You’re meant to expose the film in strong direct sunlight, and when we approached those beautiful palms in the blazing late afternoon sunshine, the scene looked so pristine and untouched that I asked the driver to stop. I set up my large-format wooden 8x10in bellows camera on a tripod on the back of the truck. That only takes five minutes or so but by the time I was ready, the sun slipped away, leaving a brooding, primordial twilight.

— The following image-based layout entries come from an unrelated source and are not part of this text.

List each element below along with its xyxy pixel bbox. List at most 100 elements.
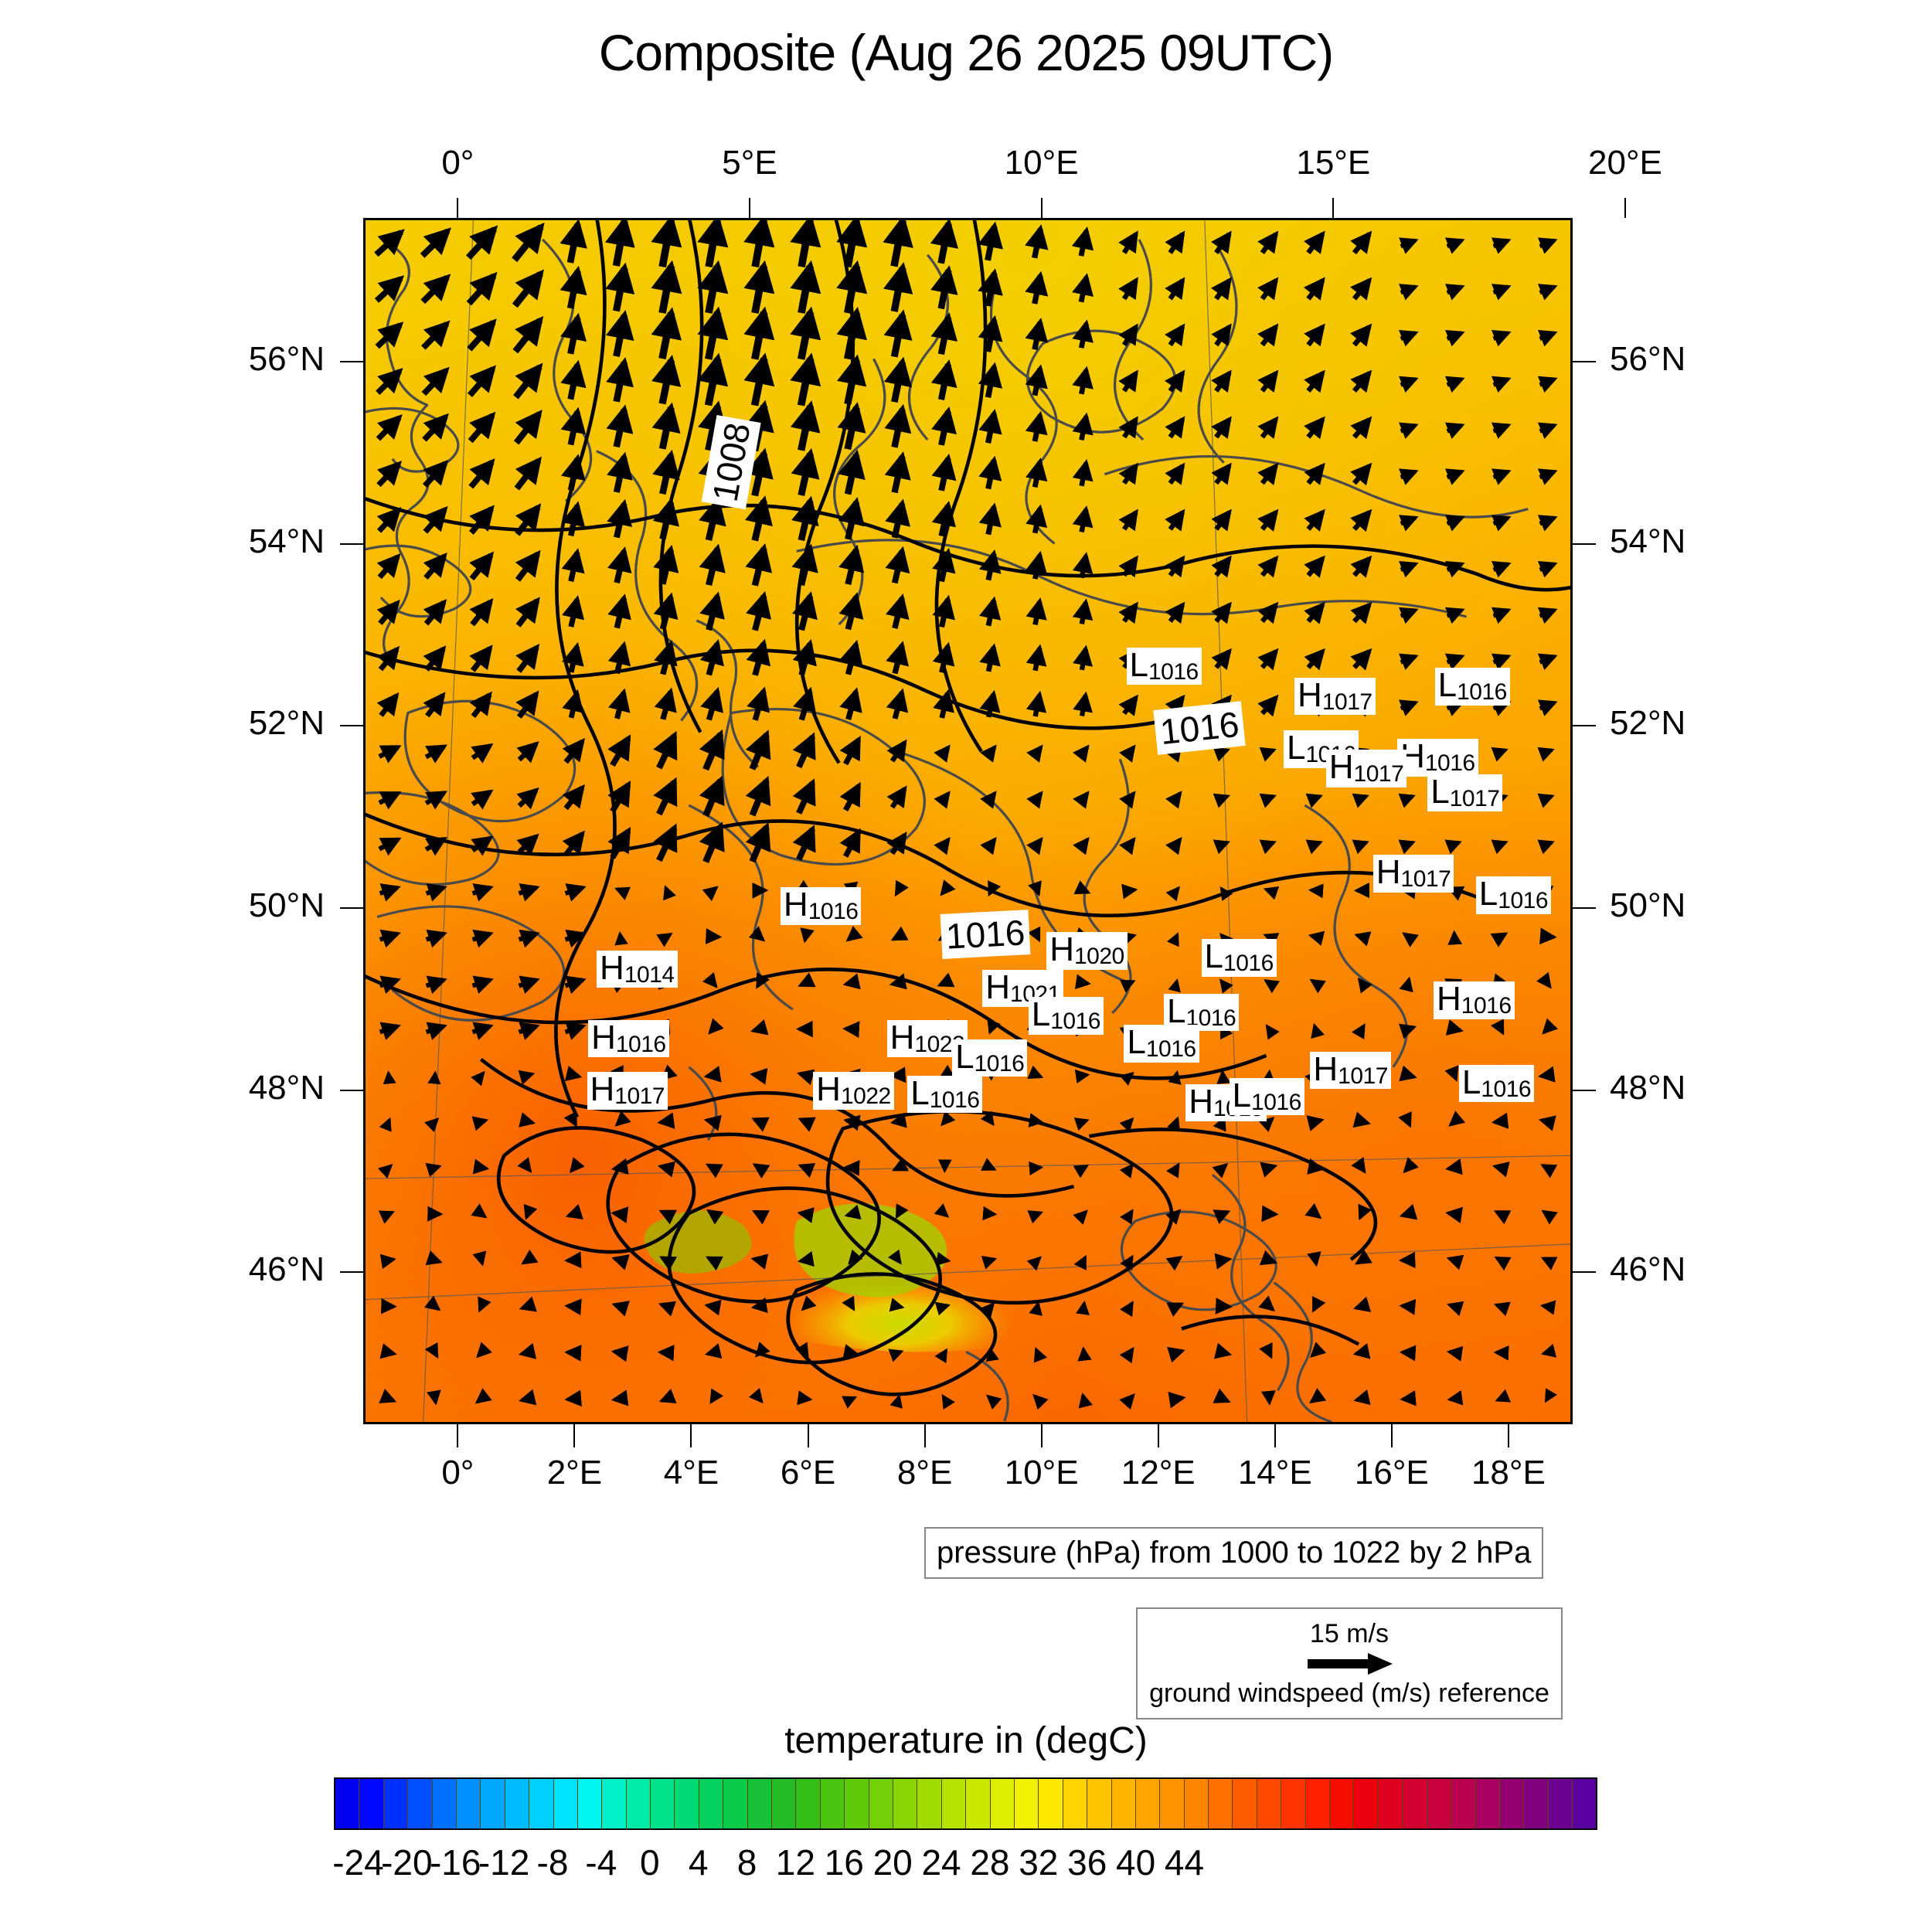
pressure-marker-h: H1016: [1434, 981, 1515, 1019]
bottom-axis-tick: [457, 1424, 459, 1447]
colorbar-swatch: [1039, 1779, 1063, 1828]
colorbar-swatch: [675, 1779, 699, 1828]
pressure-marker-value: 1016: [1481, 1076, 1532, 1102]
pressure-marker-h: H1016: [588, 1019, 669, 1058]
pressure-marker-type: L: [1204, 937, 1224, 976]
pressure-legend-box: pressure (hPa) from 1000 to 1022 by 2 hP…: [924, 1527, 1544, 1579]
pressure-marker-l: L1016: [1164, 992, 1240, 1032]
pressure-marker-type: L: [1167, 992, 1186, 1030]
left-axis-label: 46°N: [248, 1250, 325, 1289]
left-axis-label: 48°N: [248, 1068, 325, 1107]
left-axis-label: 54°N: [248, 522, 325, 560]
pressure-marker-value: 1017: [1321, 689, 1372, 715]
pressure-marker-value: 1016: [615, 1032, 666, 1058]
pressure-marker-value: 1020: [1074, 944, 1124, 970]
colorbar-swatch: [456, 1779, 481, 1828]
colorbar-swatch: [359, 1779, 384, 1828]
pressure-marker-h: H1016: [780, 887, 862, 925]
pressure-marker-l: L1016: [1434, 666, 1510, 706]
right-axis-label: 50°N: [1610, 886, 1686, 924]
pressure-marker-type: H: [591, 1019, 616, 1057]
pressure-marker-type: L: [910, 1073, 930, 1112]
colorbar-swatch: [1111, 1779, 1136, 1828]
bottom-axis-label: 8°E: [896, 1454, 953, 1492]
colorbar-tick: -20: [381, 1842, 433, 1883]
pressure-marker-type: L: [1031, 995, 1051, 1034]
pressure-marker-value: 1017: [1338, 1063, 1388, 1089]
colorbar-swatch: [577, 1779, 603, 1828]
pressure-label-overlay: L1016H1017L1016H1016L1016H1017L1017H1016…: [363, 218, 1573, 1424]
colorbar-swatch: [529, 1779, 554, 1828]
pressure-marker-h: H1017: [1294, 677, 1376, 716]
pressure-marker-l: L1016: [1028, 995, 1104, 1035]
pressure-marker-type: L: [1461, 1063, 1481, 1101]
colorbar-swatch: [651, 1779, 675, 1828]
left-axis-tick: [340, 725, 363, 727]
colorbar-swatch: [481, 1779, 505, 1828]
colorbar-swatch: [772, 1779, 797, 1828]
wind-reference-value: 15 m/s: [1309, 1618, 1389, 1648]
wind-reference-box: 15 m/s ground windspeed (m/s) reference: [1136, 1607, 1563, 1719]
colorbar-swatch: [796, 1779, 821, 1828]
top-axis-label: 15°E: [1296, 144, 1371, 182]
colorbar-swatch: [845, 1779, 869, 1828]
pressure-marker-value: 1014: [624, 961, 675, 988]
pressure-marker-type: L: [1437, 666, 1458, 705]
colorbar-swatch: [602, 1779, 627, 1828]
pressure-marker-value: 1016: [1050, 1009, 1100, 1035]
bottom-axis-tick: [1040, 1424, 1043, 1447]
colorbar-swatch: [941, 1779, 967, 1828]
colorbar-swatch: [747, 1779, 773, 1828]
colorbar-swatch: [553, 1779, 578, 1828]
left-axis-tick: [340, 1271, 363, 1274]
map-plot-area[interactable]: [363, 218, 1573, 1424]
pressure-marker-l: L1016: [1475, 875, 1552, 914]
colorbar-swatch: [1572, 1779, 1597, 1828]
bottom-axis-tick: [1390, 1424, 1393, 1447]
colorbar-swatch: [1330, 1779, 1355, 1828]
top-axis-tick: [749, 198, 750, 218]
colorbar-tick: 16: [824, 1842, 864, 1883]
pressure-marker-h: H1017: [587, 1072, 668, 1110]
left-axis-tick: [340, 361, 363, 363]
pressure-marker-type: H: [600, 948, 624, 987]
colorbar-swatch: [1548, 1779, 1573, 1828]
pressure-marker-type: H: [1313, 1049, 1338, 1088]
pressure-marker-type: H: [1189, 1082, 1213, 1121]
pressure-marker-h: H1017: [1372, 853, 1454, 893]
right-axis-tick: [1573, 1089, 1596, 1091]
colorbar-tick: 0: [639, 1842, 660, 1883]
bottom-axis-tick: [1274, 1424, 1276, 1447]
right-axis-label: 48°N: [1610, 1068, 1686, 1107]
pressure-marker-type: L: [1286, 729, 1306, 767]
pressure-marker-type: H: [1376, 853, 1401, 892]
pressure-marker-value: 1016: [808, 899, 859, 925]
colorbar-title: temperature in (degC): [784, 1720, 1148, 1761]
isobar-label: 1008: [702, 414, 762, 510]
pressure-marker-value: 1016: [1223, 951, 1274, 977]
colorbar-swatch: [408, 1779, 433, 1828]
pressure-marker-type: L: [1232, 1076, 1252, 1114]
pressure-marker-value: 1022: [840, 1083, 891, 1110]
colorbar-swatch: [1209, 1779, 1233, 1828]
pressure-marker-l: L1016: [1201, 937, 1277, 977]
colorbar-tick: -16: [429, 1842, 481, 1883]
top-axis-label: 20°E: [1588, 144, 1662, 182]
pressure-marker-value: 1017: [1449, 785, 1500, 811]
left-axis-tick: [340, 543, 363, 545]
pressure-marker-l: L1016: [907, 1073, 983, 1114]
pressure-marker-l: L1016: [1458, 1063, 1535, 1103]
colorbar[interactable]: [334, 1777, 1597, 1830]
bottom-axis-label: 16°E: [1354, 1454, 1429, 1492]
colorbar-swatch: [383, 1779, 409, 1828]
right-axis-tick: [1573, 543, 1596, 545]
pressure-marker-type: H: [889, 1019, 915, 1057]
bottom-axis-label: 14°E: [1237, 1454, 1312, 1492]
pressure-marker-type: L: [1478, 875, 1498, 913]
pressure-marker-h: H1020: [1046, 932, 1128, 970]
top-axis-tick: [1332, 198, 1335, 218]
colorbar-tick: 44: [1164, 1842, 1205, 1883]
isobar-label: 1016: [1153, 700, 1247, 755]
pressure-marker-value: 1016: [1461, 993, 1512, 1019]
colorbar-swatch: [1305, 1779, 1331, 1828]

Since I was working with this unicorn film medium, I was reluctant to waste a sheet and almost put the camera away. But something told me to take the shot anyway. I made a four-second exposure: the film is incredibly slow. I was holding my breath and trying to stand as still as possible in order to prevent the truck’s suspension from blurring the image. Back in my studio, a guy showed me how to process the film slower than normal, in a developing fluid diluted by a factor of 20, allowing the subtle shadow tonality to emerge. The resulting negative was incredibly thin and I almost threw it away. But my studio manager put it on the scanner some months later and this haunting image emerged.
What it shows is palm trees, first domesticated thousands of years ago by Indigenous people, cultivated in groves like this one deep in the forest. That’s why I think it’s an important photograph, but easily overlooked or not understood. The print’s tonality has a brooding beauty, yet the leaves of the palms hint towards a lighter tone. The infrared is showing but not in a spectacular way. It’s an analogue photograph that carries an oddly spectral quality. I printed it at a smaller scale, 16 x 20in, and gold-toned the silver gelatin fibre paper, giving the blacks and highlights special subtlety. I feel it’s the kind of photograph I’ll never be able to make again, one of those very rare, magical moments of grace that happen in the course of the artistic process. That makes me anxious, as it isn’t easy to repeat your best work. It almost seems to make itself when it happens – and you have no idea how it came into the world.
Richard Mosse’s CV
Born: Ireland, 1980.
Trained: MRes in Cultural Studies & Humanities, London Consortium; PGDip in Fine Art, Goldsmiths, London; MFA in Photography, Yale University.
Influences: “Claudia Andujar, JG Ballard, Hubert Butler, JM Coetzee, Robert Flaherty, Ori Gersht, Paul Graham, Werner Herzog, Ryszard Kapuściński, WG Sebald, Thomas Struth.”
High point: “The Irish Pavilion afterparty at the 55th Venice Biennale, 2013.”
Low point: “The Battle of Goma in the Democratic Republic of the Congo, 2012.”
Top tip: “You miss every shot you don’t take (apols to Wayne Gretzky).”